The police in most jurisdictions will typically be reluctant to provide the support and help that victim need. The reason for this is commonly because the police might consider the matter as a civil matter rather than a criminal matter. Furthermore the reluctance of the police may be because they do not usually have the appropriate resources to undertake such tasks, which could turn into an international operation.

The police are in most cases unable to investigate complaints of online harassment, defamation, or breach of privacy as they simply lack the technical expertise and human and financial resources to track down the true identity of those internet harassers who are responsible for such abusive content.

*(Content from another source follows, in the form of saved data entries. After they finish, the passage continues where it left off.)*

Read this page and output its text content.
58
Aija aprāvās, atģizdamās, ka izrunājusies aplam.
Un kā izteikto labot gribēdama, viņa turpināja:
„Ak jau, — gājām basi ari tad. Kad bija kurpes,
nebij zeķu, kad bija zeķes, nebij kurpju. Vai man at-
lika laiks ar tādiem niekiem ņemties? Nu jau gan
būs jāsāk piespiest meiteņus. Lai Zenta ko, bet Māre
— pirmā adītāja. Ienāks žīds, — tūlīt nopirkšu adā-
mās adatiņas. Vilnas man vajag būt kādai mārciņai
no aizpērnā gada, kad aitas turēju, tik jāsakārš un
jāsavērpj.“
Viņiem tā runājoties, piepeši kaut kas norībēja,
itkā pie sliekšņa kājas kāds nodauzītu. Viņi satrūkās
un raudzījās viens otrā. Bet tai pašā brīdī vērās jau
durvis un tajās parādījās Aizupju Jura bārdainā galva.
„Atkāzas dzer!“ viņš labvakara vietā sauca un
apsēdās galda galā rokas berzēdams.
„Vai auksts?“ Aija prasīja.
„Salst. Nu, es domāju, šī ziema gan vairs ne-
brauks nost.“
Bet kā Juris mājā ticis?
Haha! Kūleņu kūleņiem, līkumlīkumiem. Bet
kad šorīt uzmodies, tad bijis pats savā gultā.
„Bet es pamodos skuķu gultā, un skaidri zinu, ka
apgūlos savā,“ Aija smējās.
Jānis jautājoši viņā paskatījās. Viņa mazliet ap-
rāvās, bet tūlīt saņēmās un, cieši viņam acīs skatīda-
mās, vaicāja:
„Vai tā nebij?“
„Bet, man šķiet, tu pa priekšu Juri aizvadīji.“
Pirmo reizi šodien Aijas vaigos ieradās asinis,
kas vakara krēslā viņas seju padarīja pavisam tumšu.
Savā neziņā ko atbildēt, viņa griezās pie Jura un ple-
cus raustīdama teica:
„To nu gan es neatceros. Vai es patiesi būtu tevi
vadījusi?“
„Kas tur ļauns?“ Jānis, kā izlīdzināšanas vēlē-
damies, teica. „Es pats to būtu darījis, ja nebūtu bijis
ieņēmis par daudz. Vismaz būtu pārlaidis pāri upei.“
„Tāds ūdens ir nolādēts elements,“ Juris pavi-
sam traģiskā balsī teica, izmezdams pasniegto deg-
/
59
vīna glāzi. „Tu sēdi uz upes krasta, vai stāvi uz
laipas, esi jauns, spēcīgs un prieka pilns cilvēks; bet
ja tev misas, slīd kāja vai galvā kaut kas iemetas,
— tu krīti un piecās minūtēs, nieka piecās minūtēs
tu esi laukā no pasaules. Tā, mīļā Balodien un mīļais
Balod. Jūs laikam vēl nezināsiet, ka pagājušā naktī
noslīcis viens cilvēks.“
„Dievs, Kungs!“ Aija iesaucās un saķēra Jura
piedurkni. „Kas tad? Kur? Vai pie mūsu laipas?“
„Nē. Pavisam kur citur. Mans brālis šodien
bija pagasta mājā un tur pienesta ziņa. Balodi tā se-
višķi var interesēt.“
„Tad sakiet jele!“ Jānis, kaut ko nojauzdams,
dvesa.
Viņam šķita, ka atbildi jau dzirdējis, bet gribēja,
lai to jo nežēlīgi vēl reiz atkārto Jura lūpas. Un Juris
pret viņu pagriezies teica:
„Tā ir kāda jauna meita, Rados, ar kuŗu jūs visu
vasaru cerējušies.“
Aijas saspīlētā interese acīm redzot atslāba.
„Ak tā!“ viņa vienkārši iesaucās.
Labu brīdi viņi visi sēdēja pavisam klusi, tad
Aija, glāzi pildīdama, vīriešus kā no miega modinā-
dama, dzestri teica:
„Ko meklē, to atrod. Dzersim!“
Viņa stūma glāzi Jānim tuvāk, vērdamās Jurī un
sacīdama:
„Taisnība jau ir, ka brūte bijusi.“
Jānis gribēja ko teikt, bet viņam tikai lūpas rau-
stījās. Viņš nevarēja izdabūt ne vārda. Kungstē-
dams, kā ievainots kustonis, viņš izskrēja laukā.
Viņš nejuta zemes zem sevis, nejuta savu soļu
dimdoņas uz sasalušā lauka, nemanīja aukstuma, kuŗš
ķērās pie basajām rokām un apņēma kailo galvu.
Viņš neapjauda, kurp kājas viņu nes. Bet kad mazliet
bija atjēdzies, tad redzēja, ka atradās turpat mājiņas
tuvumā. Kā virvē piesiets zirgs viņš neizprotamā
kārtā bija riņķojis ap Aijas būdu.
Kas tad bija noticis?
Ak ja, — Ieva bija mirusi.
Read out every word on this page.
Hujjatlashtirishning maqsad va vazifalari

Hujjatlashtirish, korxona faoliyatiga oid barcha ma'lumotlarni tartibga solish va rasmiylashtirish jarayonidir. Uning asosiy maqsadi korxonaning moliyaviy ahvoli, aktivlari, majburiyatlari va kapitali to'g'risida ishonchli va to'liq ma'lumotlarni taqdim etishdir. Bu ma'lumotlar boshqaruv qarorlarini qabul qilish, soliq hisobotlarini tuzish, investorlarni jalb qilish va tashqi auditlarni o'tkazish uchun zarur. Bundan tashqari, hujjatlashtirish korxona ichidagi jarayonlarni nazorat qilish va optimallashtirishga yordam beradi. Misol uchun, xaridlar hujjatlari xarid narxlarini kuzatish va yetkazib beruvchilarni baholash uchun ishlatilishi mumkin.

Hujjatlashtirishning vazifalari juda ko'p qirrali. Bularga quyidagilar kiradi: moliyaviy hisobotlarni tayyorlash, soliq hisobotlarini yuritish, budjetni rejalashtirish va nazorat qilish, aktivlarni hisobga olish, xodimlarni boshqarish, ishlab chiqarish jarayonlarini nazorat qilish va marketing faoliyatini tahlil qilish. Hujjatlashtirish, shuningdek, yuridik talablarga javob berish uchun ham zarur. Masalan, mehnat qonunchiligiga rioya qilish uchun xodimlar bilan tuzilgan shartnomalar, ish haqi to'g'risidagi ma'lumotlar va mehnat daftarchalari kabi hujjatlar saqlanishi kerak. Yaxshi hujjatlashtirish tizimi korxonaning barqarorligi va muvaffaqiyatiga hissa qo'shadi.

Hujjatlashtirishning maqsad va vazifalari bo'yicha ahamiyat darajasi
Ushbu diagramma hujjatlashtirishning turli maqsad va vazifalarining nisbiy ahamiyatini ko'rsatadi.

Campaigns of online abuse, harassment and defamation will typically include one or more foreign jurisdictions and involve an author or publisher of abusive content, who will more often than not take deliberate measures to avoid his or her detection. To stand any chance at all of identifying such internet abusers yourself, you would need to have superior technical knowledge of the internet and a practical and balanced understanding of the multi-jurisdictional laws that might apply.

Why online abuse is not treated the same as face to face

Example of a case of unmasking internet trolls

The case of Phipps v Britton demonstrates some of the challenges you might face with your attempts of unmasking internet trolls. Following a dispute over £150 or so, the web developer, who owned the marketing and web design company Origin Design, took it upon himself to seek retribution by creating an online campaign of defamation, abuse and harassment against his former trusting customer.

This was effectively a case where the victim felt he had been blackmailed by the web developer on the internet so that he settled a debt after the web developer filed a claim in the County court at around the same time as he had created the intimidating websites against his own client. Using his in-depth knowledge and understanding of computing, SEO and of the internet, the web developer who founded Origin Design Limited in 2000, created a permanent record of the extremely defamatory and abusive content about his former customer, believing he would never get caught.

The content manifested itself in many ways including libellous comments on review websites and online discussion forums and the creation of a dedicated website with his victim’s name in the URL. This harassing website contained supposed admissions from the customer that the customer was a sex offender. The web developer then made sure to include the customer’s home address so as to expose him to misguided personal physical attacks. To then achieve the highest possible harm to his customer’s reputation, the web developer put into practice his professional knowledge and expertise in Search Engine Optimisation (“SEO”) to direct as many internet users as possible to the fake website.

To avoid detection, the web developer purchased the website’s domain name using false credentials. He also submitted false information to the hosting company, GoDaddy. To make it even harder for his true identity to be detected, he paid for GoDaddy’s services using a PayPal account rather his credit card in a deliberate attempt to try to avoid leaving any ‘digital footprints’ of his involvement. Very early on in our investigations into this matter, we realised that we were dealing with someone who had a deep and thorough understanding of the internet.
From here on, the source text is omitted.